Wednesday, December 4, 2013

Legal Insurance as a Commitment Strategy: A Solution to the Patent Troll Problem

One intellectual property issue that has gotten a lot of attention lately is the problem of non-practicing entities, referred to by their critics as patent trolls—firms that buy up an inventory of patents not in order to practice them but in order to sue other firms for infringing them. Patents protect ideas and ideas have fuzzy boundaries. That makes possible a strategy of suing on weak cases not because you expect to win but in order to be paid to drop the suit. It may make sense for the targeted firm to settle for an amount less than the cost of litigating the case  if it wins and considerably less than the cost if it loses. A large firm that knows it could be targeted multiple times might go to court in order to deter future suits, but that makes less sense for a small firm, especially one that will be bankrupted if it loses and badly hurt even if it wins.

The purpose of this post is to suggest a way in which small firms could protect themselves against such suits and ask why it is not in common use. The solution I am proposing is litigation insurance to cover most or all of the cost of defending against such a suit. While most insurance costs more than it is worth from an actuarial point of view, this kind of insurance might well be worth more than it costs.

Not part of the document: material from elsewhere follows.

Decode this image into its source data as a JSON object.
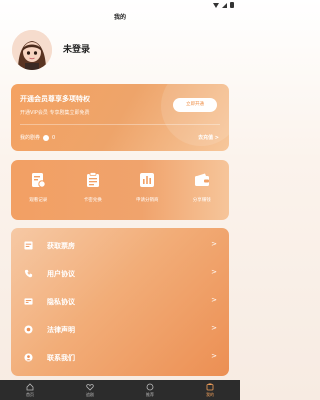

Ordinary insurance costs its customers more than it pays them for two reasons. The obvious one is that, in addition to paying out claims, an insurance company has to rent offices, hire claims adjustors and salesmen, bear a variety of additional expenses. The less obvious reason is that insurance reduces the incentive of the insured to take costly precautions against whatever the insurance covers. If my house has no fire insurance, it is worth it to me to take any precaution—installing  a sprinkler system, say—whose expected payoff in reducing the chance that the house will burn down is greater than its cost. If I am insured for 90% of the loss, it only pays to take those precautions whose benefit is at least ten times their cost. The inefficiency of worthwhile precautions not taken reflects what economists refer to as moral hazard. The benefit that balances those costs is the fact that the money the insurance company pays comes when something has happened, such as my house burning down, that makes money especially valuable to me.
Litigation insurance has those costs as well but, for a firm likely to be targeted by a patent troll, it also has a large potential benefit: Deterrence. Insurance which covers litigation cost but not out of court settlement makes settling less of a temptation, increasing the chance that the suit will go to court. The more likely it is that the plaintiff will have to litigate, the less profitable it is to bring the suit in the first place. Insofar as the effect of the insurance is to keep you from being sued, it provides a benefit that costs the insurer nothing. 

I have a (currently unpublished) article that uses what I have learned by looking at feud societies such as saga period Iceland to explain why non-practicing entities present a special problem for patent litigation and borrows an idea from the legal system of Periclean Athens to suggest a legal solution. The private solution I am suggesting here is in part inspired by yet another legal system I have written on, privately enforced criminal law in 18th century England. Part of what made that system work was the existence of associations for the prosecution of felons, the members of which paid in advance into a fund used to pay the cost of prosecuting anyone who committed a felony against one of them. The real function of such associations, I believe, was not insurance but deterrence: The membership list of the association was published in the local newspaper for the felons to read, in order that they would know who not to target.

Which leaves me with a puzzle: Why isn't the equivalent approach used against patent trolls—or if it is, why doesn't it work?